CREATE TABLE dbo.LocalFixed ( ID INT NOT NULL, SomeNum INT NOT NULL, SomeChar CHAR(12) NOT NULL ); INSERT INTO dbo.LocalFixed ( ID, SomeNum, SomeChar ) SELECT TOP (10000000) 1, 0, 'abcdefghijkl' FROM Player.SecondBasemen sb CROSS JOIN Player.SecondBasemen sb1 CROSS JOIN Player.SecondBasemen sb2;
From here, we can create another external table and insert our 10 million rows into it:
CREATE EXTERNAL TABLE [dbo].[RemoteFixed] ( ID INT NOT NULL, SomeNum INT NOT NULL, SomeChar CHAR(12) NOT NULL ) WITH ( DATA_SOURCE = [WASBFlights], LOCATION = N'fixed/', FILE_FORMAT = [CsvFileFormat], REJECT_TYPE = VALUE, REJECT_VALUE = 5 ); INSERT INTO dbo.RemoteFixed ( ID, SomeNum, SomeChar ) SELECT lf.ID, lf.SomeNum, lf.SomeChar FROM dbo.LocalFixed lf;
And here are the results in Blob Storage:
Even when I guarantee that rows are exactly the same size, there are still minor differences: here it’s 20.48 MB versus 20.02 MB. This indicates to me that the Polybase file write system is not round robin on a row-by-row basis, as there is a difference of 28,193 records separating the largest from the smallest file (1,262,965 rows with data in the largest file versus 1,234,772 in the smallest file).
Just like the Hadoop scenario, inserting into Azure Blob Storage splits the data into a set of files and uploads those files separately.

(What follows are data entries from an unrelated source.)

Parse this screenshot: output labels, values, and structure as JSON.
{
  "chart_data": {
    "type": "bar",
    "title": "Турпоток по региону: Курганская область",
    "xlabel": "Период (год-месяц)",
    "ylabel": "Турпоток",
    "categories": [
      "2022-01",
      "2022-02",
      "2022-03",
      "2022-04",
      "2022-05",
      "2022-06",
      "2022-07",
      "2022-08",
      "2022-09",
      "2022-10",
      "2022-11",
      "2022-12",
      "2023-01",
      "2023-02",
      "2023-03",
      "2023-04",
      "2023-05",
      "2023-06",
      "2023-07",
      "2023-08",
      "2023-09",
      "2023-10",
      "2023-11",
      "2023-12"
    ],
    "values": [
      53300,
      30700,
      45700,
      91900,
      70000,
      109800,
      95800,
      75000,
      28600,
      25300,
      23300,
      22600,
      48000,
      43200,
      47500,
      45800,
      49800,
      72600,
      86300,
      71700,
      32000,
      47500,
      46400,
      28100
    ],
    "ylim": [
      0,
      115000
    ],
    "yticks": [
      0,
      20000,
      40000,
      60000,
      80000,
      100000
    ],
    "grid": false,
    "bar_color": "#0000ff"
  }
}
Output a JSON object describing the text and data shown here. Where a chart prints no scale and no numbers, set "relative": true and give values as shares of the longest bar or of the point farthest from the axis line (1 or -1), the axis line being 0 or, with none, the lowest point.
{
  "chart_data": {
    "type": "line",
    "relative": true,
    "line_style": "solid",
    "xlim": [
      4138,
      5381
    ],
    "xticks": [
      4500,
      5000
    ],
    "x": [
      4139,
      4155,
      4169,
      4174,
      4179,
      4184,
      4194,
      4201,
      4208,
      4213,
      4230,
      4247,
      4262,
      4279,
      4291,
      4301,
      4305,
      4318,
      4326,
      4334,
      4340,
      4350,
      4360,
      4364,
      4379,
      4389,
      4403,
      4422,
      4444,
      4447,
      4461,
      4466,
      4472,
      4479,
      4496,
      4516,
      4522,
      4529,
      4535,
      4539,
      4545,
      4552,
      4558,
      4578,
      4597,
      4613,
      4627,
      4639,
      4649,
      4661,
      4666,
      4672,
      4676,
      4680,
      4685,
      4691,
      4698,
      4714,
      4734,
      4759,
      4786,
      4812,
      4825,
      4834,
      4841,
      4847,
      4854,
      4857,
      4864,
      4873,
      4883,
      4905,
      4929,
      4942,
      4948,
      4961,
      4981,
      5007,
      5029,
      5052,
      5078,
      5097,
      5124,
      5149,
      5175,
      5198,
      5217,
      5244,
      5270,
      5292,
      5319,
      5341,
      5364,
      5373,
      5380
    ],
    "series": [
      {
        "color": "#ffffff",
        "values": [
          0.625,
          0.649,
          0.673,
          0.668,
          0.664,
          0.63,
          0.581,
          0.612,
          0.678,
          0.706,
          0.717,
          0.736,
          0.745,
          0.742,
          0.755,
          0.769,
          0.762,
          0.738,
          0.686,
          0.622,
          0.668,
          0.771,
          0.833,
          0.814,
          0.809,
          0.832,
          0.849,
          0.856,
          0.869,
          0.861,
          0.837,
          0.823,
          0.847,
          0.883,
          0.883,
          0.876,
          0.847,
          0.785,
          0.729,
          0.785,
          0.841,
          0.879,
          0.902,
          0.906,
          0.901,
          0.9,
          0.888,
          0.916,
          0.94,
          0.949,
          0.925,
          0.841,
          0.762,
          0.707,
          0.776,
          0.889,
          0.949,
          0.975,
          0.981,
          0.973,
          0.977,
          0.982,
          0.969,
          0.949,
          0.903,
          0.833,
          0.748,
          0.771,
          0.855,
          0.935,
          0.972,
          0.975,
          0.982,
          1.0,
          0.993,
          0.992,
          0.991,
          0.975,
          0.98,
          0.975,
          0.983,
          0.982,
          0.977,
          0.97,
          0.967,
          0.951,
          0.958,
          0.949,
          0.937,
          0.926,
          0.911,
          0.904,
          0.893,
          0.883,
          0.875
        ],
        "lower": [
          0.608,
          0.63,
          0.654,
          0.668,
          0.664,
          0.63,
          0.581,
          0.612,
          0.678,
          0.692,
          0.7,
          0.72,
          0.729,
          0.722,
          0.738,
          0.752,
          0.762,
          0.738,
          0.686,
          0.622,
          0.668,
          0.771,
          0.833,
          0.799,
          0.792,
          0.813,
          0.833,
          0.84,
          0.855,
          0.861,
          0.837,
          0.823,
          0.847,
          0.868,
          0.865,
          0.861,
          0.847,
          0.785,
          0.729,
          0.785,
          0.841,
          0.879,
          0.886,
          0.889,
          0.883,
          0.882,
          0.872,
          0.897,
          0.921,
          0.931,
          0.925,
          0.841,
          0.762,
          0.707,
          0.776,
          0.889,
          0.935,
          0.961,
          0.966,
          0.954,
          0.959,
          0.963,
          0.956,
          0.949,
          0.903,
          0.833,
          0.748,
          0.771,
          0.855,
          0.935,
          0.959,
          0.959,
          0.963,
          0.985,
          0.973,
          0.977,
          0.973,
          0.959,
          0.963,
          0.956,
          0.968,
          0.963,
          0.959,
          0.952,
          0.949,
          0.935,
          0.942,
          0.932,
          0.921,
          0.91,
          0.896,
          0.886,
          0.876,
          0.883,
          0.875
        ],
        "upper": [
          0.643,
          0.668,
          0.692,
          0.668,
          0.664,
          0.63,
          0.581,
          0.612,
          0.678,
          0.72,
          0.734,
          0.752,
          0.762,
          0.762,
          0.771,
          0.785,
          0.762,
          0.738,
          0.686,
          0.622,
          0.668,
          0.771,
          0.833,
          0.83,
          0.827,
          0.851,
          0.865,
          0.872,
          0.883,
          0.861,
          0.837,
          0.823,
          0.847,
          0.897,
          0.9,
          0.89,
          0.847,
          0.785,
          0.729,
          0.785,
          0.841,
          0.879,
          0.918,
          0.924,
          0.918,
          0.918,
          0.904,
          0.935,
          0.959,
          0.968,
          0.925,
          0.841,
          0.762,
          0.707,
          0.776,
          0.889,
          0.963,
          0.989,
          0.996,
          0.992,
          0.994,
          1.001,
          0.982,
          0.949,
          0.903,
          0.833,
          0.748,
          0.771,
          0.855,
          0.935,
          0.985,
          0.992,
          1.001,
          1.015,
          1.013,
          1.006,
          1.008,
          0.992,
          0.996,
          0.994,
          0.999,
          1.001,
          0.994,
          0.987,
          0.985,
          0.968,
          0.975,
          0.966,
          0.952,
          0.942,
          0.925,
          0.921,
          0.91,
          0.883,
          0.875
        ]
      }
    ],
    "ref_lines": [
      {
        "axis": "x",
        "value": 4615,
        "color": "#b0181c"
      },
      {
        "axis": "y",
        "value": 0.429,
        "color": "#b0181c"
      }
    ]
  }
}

There weren’t any surprises here, so you can read the Hadoop version to get the rest of the story. We did take the opportunity to learn a bit more about the way the Polybase file writer engine operates and can conclusively reject the idea that it evenly distributes records based either on data length or number of rows.
This wraps up my Polybase investigations of Azure Blob Storage for now. Next up, I’m going to look at Azure SQL Data Warehouse.